Pirineos Sur montre tout le potentiel du cirque grâce au projet De Mar a Mar

C’est un des projets européens les plus suggestifs, de ceux qui permettent de comprendre la transcendance de l’union des nations : « De Mar a Mar. Pyrénées de Cirque ». Une proposition qui réunit quatorze membres des régions frontalières entre la France et l’Espagne -de l’Atlantique jusqu’à la Méditerranée- parmi lesquelles se trouvent bien sûr l’Aragon. Le projet -qui prend le relais de deux projets antérieurs européens qui ont ouvert les portes au secteur du cirque il y a maintenant plus de cinq ans- est né pour créer un espace à cette discipline artistique qui bénéficie d’une longue tradition en France et qui a commencé à se développer en Espagne.

Un bon exemple de ce changement de tendances est Pirineos Sur, qui a intégré de façon permanente le cirque dans sa programmation et c’est une des activités qui attire le plus de public. « Le public de Pirineos Sur le considère déjà comme un événement incontournable du Festival et non seulement le public assiste toujours très nombreux aux spectacles de cirque mais en plus il le réclame et le cherche », explique Begoña Puértolas, directrice exécutive de Pirineos Sur.

« Le cirque est resté traditionnellement en dehors des programmations culturelles, mais c’est en train de changer et il commence à être fréquent de trouver du cirque dans des festivals, des exhibitions ou des rendez-vous culturels en général » explique Marie Céline Daubagana, professeur du LIDO, le Centre des arts du cirque de Toulouse -une des écoles de cirque les plus importantes au monde-  et directrice artistique du projet De Mar a Mar.

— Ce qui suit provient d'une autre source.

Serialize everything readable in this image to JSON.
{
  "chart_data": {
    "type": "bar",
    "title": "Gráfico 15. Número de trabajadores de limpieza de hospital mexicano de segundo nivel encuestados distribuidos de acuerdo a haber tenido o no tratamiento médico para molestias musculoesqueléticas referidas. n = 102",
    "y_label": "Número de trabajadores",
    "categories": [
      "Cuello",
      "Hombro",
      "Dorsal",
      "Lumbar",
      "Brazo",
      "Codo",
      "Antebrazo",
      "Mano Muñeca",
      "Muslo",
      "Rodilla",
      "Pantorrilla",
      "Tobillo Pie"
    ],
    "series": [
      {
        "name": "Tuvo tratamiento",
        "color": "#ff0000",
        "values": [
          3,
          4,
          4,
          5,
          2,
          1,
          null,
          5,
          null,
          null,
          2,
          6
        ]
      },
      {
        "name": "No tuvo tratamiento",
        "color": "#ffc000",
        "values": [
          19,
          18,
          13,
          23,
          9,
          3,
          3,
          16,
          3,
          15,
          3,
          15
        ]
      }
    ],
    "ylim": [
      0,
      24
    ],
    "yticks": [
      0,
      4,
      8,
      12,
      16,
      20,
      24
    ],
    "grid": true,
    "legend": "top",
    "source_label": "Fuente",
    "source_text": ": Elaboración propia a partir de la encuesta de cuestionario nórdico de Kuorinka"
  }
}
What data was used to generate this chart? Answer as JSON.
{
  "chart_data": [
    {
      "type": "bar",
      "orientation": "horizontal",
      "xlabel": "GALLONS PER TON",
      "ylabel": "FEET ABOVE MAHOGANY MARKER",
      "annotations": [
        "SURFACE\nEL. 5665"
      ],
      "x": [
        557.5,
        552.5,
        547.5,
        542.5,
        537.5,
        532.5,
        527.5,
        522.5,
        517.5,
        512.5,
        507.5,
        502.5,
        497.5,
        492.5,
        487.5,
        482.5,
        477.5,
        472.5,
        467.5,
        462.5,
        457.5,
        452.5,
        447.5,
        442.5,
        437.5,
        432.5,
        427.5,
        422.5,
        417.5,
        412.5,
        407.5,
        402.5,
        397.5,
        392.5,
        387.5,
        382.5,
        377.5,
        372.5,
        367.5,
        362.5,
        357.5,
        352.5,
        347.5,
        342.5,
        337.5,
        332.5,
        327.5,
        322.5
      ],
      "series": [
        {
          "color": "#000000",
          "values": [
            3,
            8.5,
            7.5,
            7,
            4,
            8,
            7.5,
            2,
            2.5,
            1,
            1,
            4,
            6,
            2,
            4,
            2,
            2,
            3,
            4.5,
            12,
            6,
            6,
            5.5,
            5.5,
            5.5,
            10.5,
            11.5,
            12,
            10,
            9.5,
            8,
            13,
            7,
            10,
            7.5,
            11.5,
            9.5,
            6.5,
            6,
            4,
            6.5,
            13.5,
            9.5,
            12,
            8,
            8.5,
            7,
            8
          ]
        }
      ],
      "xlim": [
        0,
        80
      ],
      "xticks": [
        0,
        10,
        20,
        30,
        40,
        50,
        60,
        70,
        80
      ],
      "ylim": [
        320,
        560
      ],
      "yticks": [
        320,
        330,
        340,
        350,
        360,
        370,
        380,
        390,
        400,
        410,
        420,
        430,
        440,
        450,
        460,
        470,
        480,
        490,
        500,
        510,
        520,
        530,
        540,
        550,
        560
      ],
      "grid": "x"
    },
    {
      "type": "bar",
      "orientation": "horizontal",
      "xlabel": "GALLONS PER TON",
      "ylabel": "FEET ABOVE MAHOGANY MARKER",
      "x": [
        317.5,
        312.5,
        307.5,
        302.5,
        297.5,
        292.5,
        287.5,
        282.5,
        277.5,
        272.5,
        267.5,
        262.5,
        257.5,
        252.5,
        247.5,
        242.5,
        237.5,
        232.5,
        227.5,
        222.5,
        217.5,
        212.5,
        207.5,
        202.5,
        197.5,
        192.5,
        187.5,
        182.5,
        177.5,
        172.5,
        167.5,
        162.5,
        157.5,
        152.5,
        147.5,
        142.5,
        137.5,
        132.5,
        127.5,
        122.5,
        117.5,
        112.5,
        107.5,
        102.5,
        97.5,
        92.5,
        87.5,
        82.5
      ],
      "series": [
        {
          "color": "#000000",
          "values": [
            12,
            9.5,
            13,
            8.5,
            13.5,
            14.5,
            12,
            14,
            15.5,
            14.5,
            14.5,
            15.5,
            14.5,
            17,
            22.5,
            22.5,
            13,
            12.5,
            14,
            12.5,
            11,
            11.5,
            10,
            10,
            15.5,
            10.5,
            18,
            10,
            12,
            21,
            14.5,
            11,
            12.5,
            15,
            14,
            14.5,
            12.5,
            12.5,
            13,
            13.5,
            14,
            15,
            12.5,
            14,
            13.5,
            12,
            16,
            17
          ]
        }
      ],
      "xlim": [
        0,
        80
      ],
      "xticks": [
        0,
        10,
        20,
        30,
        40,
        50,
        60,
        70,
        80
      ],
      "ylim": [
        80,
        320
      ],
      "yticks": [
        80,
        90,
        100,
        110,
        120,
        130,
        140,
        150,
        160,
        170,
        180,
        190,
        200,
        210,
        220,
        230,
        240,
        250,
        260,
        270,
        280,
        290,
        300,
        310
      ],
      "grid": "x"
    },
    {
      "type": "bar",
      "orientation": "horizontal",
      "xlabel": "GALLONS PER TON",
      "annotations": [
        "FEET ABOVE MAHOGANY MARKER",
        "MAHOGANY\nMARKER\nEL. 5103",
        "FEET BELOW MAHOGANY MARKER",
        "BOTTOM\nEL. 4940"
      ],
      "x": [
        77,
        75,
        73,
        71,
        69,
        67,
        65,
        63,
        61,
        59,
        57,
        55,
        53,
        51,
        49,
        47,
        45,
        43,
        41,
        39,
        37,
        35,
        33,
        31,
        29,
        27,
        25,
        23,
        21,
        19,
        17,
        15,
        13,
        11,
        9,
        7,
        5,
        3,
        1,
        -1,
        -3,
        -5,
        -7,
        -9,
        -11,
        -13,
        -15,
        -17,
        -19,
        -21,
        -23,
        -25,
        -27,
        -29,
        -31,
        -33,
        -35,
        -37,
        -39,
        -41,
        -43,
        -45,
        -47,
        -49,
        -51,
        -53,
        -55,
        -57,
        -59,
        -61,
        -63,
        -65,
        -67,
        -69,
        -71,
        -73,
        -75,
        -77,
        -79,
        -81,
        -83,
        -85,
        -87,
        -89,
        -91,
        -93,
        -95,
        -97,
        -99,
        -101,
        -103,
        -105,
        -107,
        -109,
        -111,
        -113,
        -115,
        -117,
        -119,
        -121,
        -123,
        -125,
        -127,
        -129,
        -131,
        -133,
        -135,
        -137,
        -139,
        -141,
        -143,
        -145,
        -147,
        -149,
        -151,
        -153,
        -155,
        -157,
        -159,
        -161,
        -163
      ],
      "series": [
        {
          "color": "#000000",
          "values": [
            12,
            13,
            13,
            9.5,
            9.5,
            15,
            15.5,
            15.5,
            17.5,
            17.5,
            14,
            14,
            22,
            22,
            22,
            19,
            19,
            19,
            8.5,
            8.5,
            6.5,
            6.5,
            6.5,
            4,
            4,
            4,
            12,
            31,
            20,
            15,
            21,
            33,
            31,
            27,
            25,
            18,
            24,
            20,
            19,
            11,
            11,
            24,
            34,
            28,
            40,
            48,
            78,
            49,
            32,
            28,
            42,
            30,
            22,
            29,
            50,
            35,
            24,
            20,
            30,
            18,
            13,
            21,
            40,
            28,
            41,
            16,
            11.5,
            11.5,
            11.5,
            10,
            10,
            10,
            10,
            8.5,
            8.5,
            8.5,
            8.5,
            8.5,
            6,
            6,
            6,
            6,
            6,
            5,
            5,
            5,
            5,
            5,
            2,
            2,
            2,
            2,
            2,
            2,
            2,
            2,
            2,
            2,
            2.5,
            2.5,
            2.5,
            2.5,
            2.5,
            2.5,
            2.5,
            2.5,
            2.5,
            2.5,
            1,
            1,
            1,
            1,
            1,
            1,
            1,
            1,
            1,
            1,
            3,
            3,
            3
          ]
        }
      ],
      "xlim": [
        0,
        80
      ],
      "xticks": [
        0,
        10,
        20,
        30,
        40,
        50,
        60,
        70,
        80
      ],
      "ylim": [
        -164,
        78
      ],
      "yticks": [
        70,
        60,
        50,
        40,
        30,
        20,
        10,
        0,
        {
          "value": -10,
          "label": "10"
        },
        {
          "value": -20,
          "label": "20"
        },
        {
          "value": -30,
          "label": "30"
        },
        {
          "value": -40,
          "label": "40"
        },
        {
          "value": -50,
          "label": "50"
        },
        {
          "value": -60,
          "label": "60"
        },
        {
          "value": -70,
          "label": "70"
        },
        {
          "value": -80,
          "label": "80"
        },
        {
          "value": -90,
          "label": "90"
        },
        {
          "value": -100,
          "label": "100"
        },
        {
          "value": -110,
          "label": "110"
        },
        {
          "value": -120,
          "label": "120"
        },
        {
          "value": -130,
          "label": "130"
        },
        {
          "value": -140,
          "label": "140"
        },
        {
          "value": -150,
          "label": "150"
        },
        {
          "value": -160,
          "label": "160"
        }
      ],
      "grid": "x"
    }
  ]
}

« Koselig »de Capicúa Circ

Toujours au sein du projet « De Mar a Mar », les aragonais Capicúa Circ, ont déployé aujourd’hui leur art dans la Cour des Ecoles de Sallent de Gállego.  En ce qui les concerne, la participation au programme européen s’inscrit dans le cadre d’une bourse de consolidation de projets, grâce à laquelle ils reçoivent une série d’aides à la mobilité et qui inclut également des résidences formatives dans les centres du réseau des espaces de création des 14 régions qui composent De Mar a Mar.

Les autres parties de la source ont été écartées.